Distributed Data Processing and Streaming in Flink
Nowadays, data is produced and collected everywhere in our daily life leading to a massive amount of information generated every second. Apache Flink is an open source system for expressive, declarative, fast, and efficient data analysis on both batch and streaming data. Flink combines the scalability and programming flexibility of distributed MapReduce-like platforms with the efficiency, out-of-core execution, and query optimization capabilities found in parallel databases. At its core, Flink builds on a distributed dataflow runtime that unifies batch and incremental computations over a true-streaming, pipelined execution engine. Its programming model allows for stateful, fault tolerant computations, flexible user-defined windowing semantics for streaming and unique support for iterations. Flink is converging into a use-case complete system for parallel data processing with a wide range of top level libraries including machine learning and graph processing. Apache Flink originates from the Stratosphere project led by TU Berlin and incorporates the results of various scientific papers published in VLDBJ, SIGMOD, (P)VLDB, ICDE, HPDC, etc.
Tilmann Rabl is a research director at the Database Systems and Information Management (DIMA) group and technical coordinator of the Berlin Big Data Center (BBDC). He is also a senior researcher at the German Research Center for Artificial Intelligence (DFKI). Tilmann received his PhD at the University of Passau and spent 4 years at the University of Toronto as a postdoc at the Middleware Systems Research Group (MSRG).

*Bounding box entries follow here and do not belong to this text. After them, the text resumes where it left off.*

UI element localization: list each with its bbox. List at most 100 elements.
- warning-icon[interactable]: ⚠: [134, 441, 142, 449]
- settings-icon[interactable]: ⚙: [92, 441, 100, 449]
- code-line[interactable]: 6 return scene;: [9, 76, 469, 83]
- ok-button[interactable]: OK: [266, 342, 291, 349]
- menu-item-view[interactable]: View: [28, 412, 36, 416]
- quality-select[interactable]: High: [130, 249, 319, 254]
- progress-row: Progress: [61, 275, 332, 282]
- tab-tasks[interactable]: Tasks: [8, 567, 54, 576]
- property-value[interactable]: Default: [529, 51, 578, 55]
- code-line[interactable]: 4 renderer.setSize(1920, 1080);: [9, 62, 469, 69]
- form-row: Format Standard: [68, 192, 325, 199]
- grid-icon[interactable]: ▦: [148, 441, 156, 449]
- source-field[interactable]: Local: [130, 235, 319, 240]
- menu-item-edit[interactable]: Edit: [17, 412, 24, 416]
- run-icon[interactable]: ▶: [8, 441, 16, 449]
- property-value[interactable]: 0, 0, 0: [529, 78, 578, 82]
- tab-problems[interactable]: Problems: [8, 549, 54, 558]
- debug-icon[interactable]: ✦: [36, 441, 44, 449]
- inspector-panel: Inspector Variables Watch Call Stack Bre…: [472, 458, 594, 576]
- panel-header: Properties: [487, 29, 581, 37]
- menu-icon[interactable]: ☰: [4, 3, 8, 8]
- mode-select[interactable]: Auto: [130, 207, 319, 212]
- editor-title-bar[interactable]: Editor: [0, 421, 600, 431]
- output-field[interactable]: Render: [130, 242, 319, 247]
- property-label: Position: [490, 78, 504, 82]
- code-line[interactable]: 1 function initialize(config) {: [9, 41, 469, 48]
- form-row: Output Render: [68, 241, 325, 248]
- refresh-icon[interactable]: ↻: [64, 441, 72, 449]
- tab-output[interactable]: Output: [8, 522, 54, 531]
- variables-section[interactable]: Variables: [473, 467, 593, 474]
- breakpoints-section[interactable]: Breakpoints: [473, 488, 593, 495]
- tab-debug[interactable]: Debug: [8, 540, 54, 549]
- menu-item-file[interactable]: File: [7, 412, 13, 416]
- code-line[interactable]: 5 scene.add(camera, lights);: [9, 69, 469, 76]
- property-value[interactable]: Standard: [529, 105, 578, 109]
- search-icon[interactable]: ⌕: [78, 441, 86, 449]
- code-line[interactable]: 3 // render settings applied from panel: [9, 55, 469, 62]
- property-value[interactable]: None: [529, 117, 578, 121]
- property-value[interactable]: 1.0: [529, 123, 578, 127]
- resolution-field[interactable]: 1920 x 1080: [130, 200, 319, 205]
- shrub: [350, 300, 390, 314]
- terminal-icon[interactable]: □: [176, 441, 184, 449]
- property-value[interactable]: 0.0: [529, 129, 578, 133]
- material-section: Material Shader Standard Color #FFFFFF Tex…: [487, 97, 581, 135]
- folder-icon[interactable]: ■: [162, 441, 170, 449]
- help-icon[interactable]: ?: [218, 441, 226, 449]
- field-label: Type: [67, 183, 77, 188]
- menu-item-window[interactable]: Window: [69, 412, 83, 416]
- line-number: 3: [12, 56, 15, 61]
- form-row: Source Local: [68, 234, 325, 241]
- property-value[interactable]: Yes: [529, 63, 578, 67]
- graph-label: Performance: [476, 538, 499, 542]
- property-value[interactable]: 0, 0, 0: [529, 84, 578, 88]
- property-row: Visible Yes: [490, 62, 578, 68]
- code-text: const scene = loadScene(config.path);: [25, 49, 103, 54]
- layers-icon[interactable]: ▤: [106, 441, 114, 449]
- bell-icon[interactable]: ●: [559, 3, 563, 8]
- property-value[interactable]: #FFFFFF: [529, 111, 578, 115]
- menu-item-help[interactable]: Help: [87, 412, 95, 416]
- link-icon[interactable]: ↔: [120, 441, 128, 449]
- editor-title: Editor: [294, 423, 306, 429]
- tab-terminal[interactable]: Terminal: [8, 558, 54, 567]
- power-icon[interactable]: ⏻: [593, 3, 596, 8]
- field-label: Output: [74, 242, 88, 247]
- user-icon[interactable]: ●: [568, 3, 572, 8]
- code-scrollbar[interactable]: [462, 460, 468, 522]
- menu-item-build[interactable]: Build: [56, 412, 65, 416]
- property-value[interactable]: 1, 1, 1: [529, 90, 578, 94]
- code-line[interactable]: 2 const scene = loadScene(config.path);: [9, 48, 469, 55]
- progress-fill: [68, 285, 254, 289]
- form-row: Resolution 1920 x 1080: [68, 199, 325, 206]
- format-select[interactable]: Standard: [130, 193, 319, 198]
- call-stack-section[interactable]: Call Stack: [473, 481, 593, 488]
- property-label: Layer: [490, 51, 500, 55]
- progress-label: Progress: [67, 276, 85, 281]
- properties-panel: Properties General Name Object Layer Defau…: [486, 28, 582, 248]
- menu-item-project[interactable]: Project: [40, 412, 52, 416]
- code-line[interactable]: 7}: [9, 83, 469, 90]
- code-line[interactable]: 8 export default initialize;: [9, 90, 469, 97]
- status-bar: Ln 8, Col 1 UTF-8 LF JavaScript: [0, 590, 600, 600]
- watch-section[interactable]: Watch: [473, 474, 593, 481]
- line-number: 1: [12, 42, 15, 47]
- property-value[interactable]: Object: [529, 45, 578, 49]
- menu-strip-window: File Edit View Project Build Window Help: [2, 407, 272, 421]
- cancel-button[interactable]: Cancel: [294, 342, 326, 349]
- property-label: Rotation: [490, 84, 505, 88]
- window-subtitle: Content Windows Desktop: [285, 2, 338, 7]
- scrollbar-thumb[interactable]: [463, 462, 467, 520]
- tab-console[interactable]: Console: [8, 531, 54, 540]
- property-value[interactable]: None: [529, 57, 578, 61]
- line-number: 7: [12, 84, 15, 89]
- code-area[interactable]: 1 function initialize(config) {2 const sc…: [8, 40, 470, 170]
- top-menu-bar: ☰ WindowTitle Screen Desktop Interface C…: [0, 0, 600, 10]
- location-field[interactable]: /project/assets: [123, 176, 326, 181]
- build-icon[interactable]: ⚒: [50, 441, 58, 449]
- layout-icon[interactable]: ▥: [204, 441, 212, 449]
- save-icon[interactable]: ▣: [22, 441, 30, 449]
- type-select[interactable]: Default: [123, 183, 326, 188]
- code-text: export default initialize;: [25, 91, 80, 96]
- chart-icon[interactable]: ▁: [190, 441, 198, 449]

In his PhD thesis, Tilmann invented the Parallel Data Generation Framework (PDGF), for which he received the Transaction Performance Processing Council’s (TPC) Technical Contribution Award. In Toronto, he received a MITACS Award in 2013 and 2014 and an IBM CAS postdoctoral fellowship in 2013 and 2014. He is a professional affiliate of the TPC and co-founder and chair of the SPEC Research Working Group on Big Data. Tilmann is member of the steering committee of the Workshop on Big Data Benchmarking (WBDB) series and member of the board of directors of the BigData Top100 List. Tilmann is also cofounder of the startup bankmark, for which he acquired an EXIST award.